Scipy has some interesting algorithms.

Andrew Lee and Larry wrote a paper on complementary distillation columns with dry trays, this also solved a lot of the zero problems with cubic equations of state. I think the general idea was to add a relaxation so that these things weren't fixed to zero originally, and then gradually increase the penalty of that relaxation so that the solutions got closer and closer to the true solution. (When thinking about two phase stuff, you can think of phases as minimising gibbs free energy. The approach is to include only one phase solution as part of your problem.)

Using Bayesian optimisation as an outer loop for global optimisation, and then having ipopt internally. This might be what other solvers do.

DAE condition numbers

If you use IPOPT, the condition number of a DAE doesn't matter. However, if you try to solve with a numerical integrator like PETSC, then the fact that you have a very high condition number is very bad as the numerical integrator has to evaluate a bunch of other derivatives as well to determine the next step.

Other Things

WaterTap is starting an 8 Week course called WaterTap Acadamy to help people learn to use their stuff.

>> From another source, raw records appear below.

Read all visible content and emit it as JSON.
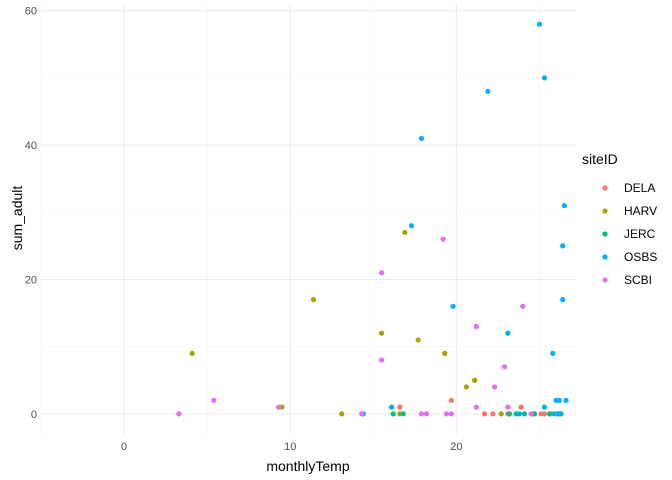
{
  "chart_data": {
    "type": "scatter",
    "xlabel": "monthlyTemp",
    "ylabel": "sum_adult",
    "xlim": [
      -5,
      27.2
    ],
    "ylim": [
      -3,
      61
    ],
    "x_ticks": [
      0,
      10,
      20
    ],
    "y_ticks": [
      0,
      20,
      40,
      60
    ],
    "x_minor_ticks": [
      -5,
      5,
      15,
      25
    ],
    "y_minor_ticks": [
      10,
      30,
      50
    ],
    "grid": true,
    "legend": {
      "title": "siteID",
      "placement": "right"
    },
    "series": [
      {
        "name": "DELA",
        "color": "#F8766D",
        "points": [
          [
            16.6,
            1
          ],
          [
            19.7,
            2
          ],
          [
            21.7,
            0
          ],
          [
            22.2,
            0
          ],
          [
            23.1,
            0
          ],
          [
            23.9,
            1
          ],
          [
            24.6,
            0
          ],
          [
            25.1,
            0
          ],
          [
            25.3,
            0
          ],
          [
            25.7,
            0
          ],
          [
            26.1,
            0
          ]
        ]
      },
      {
        "name": "HARV",
        "color": "#A3A500",
        "points": [
          [
            4.1,
            9
          ],
          [
            9.5,
            1
          ],
          [
            11.4,
            17
          ],
          [
            13.1,
            0
          ],
          [
            15.5,
            12
          ],
          [
            16.6,
            0
          ],
          [
            16.9,
            27
          ],
          [
            17.7,
            11
          ],
          [
            19.3,
            9
          ],
          [
            20.6,
            4
          ],
          [
            21.1,
            5
          ],
          [
            22.7,
            0
          ]
        ]
      },
      {
        "name": "JERC",
        "color": "#00BF7D",
        "points": [
          [
            16.2,
            0
          ],
          [
            16.8,
            0
          ],
          [
            23.2,
            0
          ],
          [
            23.6,
            0
          ],
          [
            24.1,
            0
          ],
          [
            24.7,
            0
          ],
          [
            25.6,
            0
          ],
          [
            26.1,
            0
          ],
          [
            26.3,
            0
          ]
        ]
      },
      {
        "name": "OSBS",
        "color": "#00B0F6",
        "points": [
          [
            14.4,
            0
          ],
          [
            16.1,
            1
          ],
          [
            17.3,
            28
          ],
          [
            17.9,
            41
          ],
          [
            19.8,
            16
          ],
          [
            21.9,
            48
          ],
          [
            23.1,
            12
          ],
          [
            23.8,
            0
          ],
          [
            25.0,
            58
          ],
          [
            25.3,
            1
          ],
          [
            25.3,
            50
          ],
          [
            25.8,
            9
          ],
          [
            26.0,
            2
          ],
          [
            26.2,
            2
          ],
          [
            26.4,
            25
          ],
          [
            26.4,
            17
          ],
          [
            26.5,
            31
          ],
          [
            26.6,
            2
          ],
          [
            25.9,
            0
          ],
          [
            26.2,
            0
          ]
        ]
      },
      {
        "name": "SCBI",
        "color": "#E76BF3",
        "points": [
          [
            3.3,
            0
          ],
          [
            5.4,
            2
          ],
          [
            9.3,
            1
          ],
          [
            14.3,
            0
          ],
          [
            15.5,
            21
          ],
          [
            15.5,
            8
          ],
          [
            17.9,
            0
          ],
          [
            18.2,
            0
          ],
          [
            19.2,
            26
          ],
          [
            19.4,
            0
          ],
          [
            19.7,
            0
          ],
          [
            21.2,
            13
          ],
          [
            21.2,
            1
          ],
          [
            22.3,
            4
          ],
          [
            22.9,
            7
          ],
          [
            23.1,
            1
          ],
          [
            24.0,
            16
          ],
          [
            24.5,
            0
          ]
        ]
      }
    ]
  }
}
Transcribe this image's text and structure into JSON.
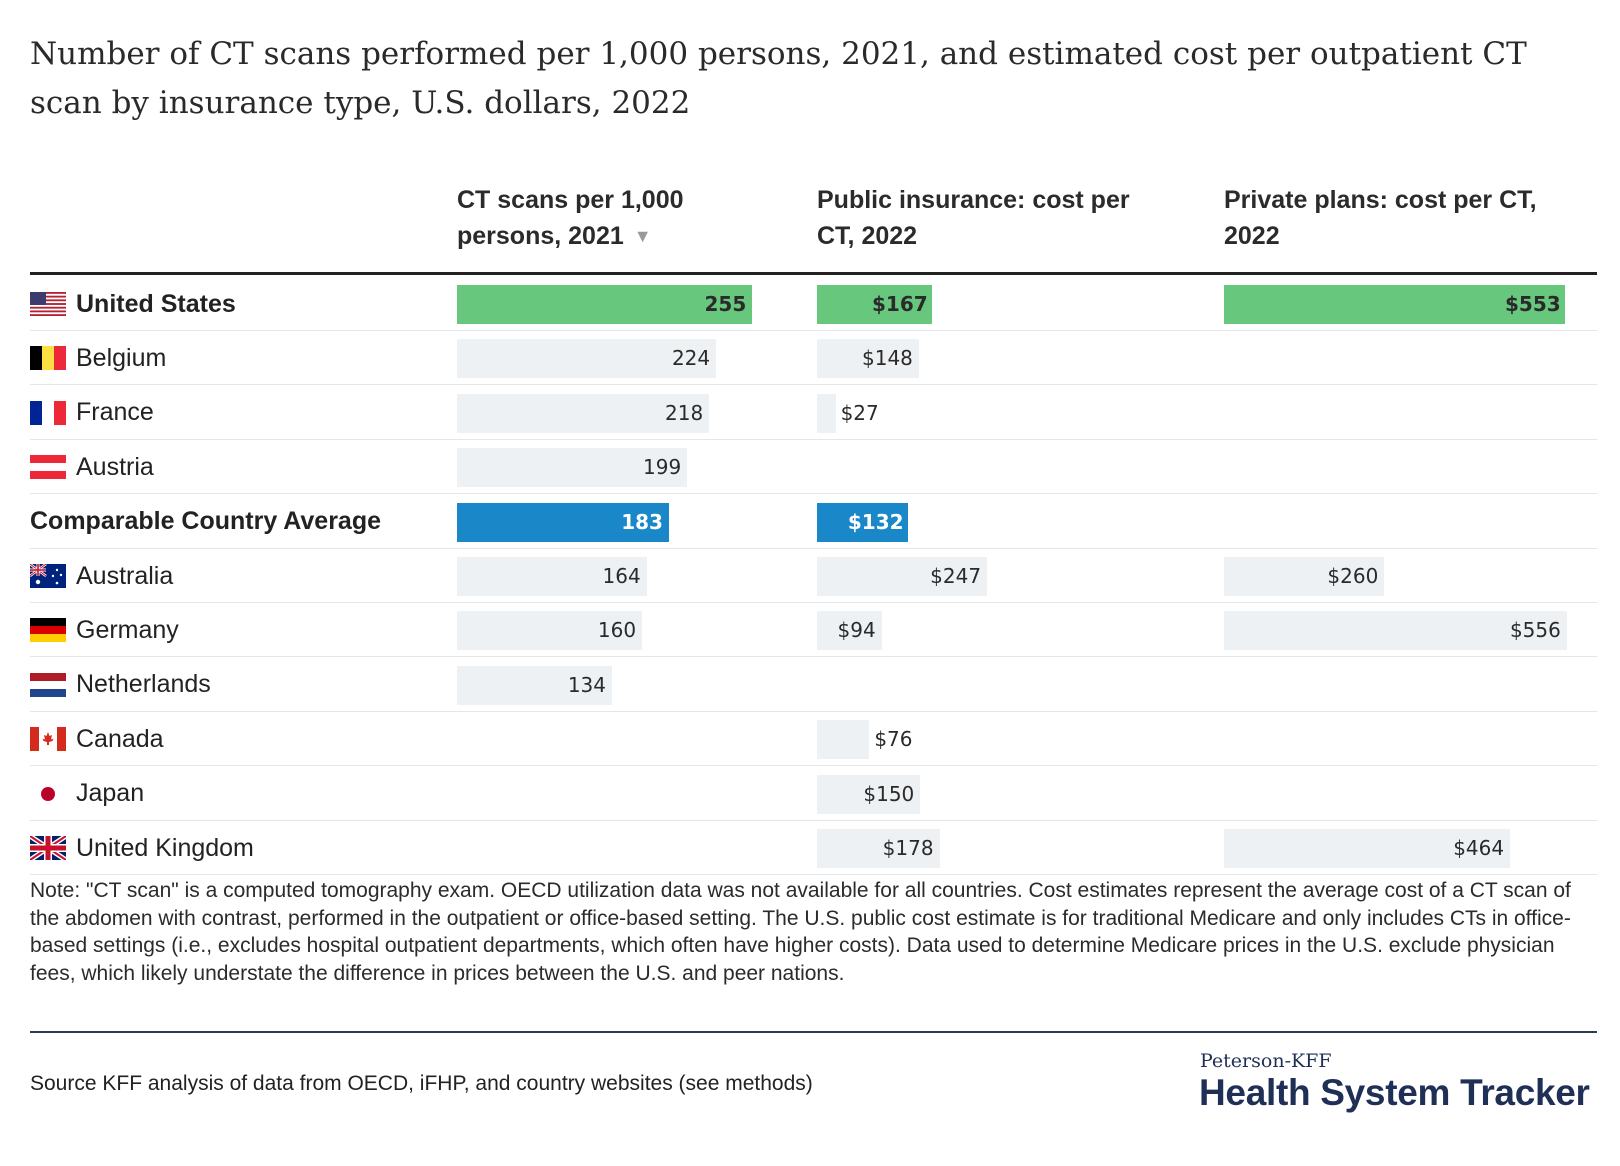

Perhaps we could consider a similar thing for the Ahuora Platform.

Are Virtual Office Hours a helpful resource? Should we use this more to catch up with other people? I wonder how we can be more effective in those things.

IDAES and the other teams have weekly dev calls that we could potentially join.

We should show our playwright tests in more demonstrations, to show that we have some level of reliability - it's easy to understand for non-software people and looks cool.

Reproduction studies are good because it validates other peoples research. Maybe we should emphasise doing reproduction studies more.

The Solid Oxide Cell flowsheet in IDAES is probably the best benchmark reliable flowsheet they have that we can use to test that the ahuora platform works well.

Apparently Bonmin is a pretty good open source MINLP solver, maybe we should try add it.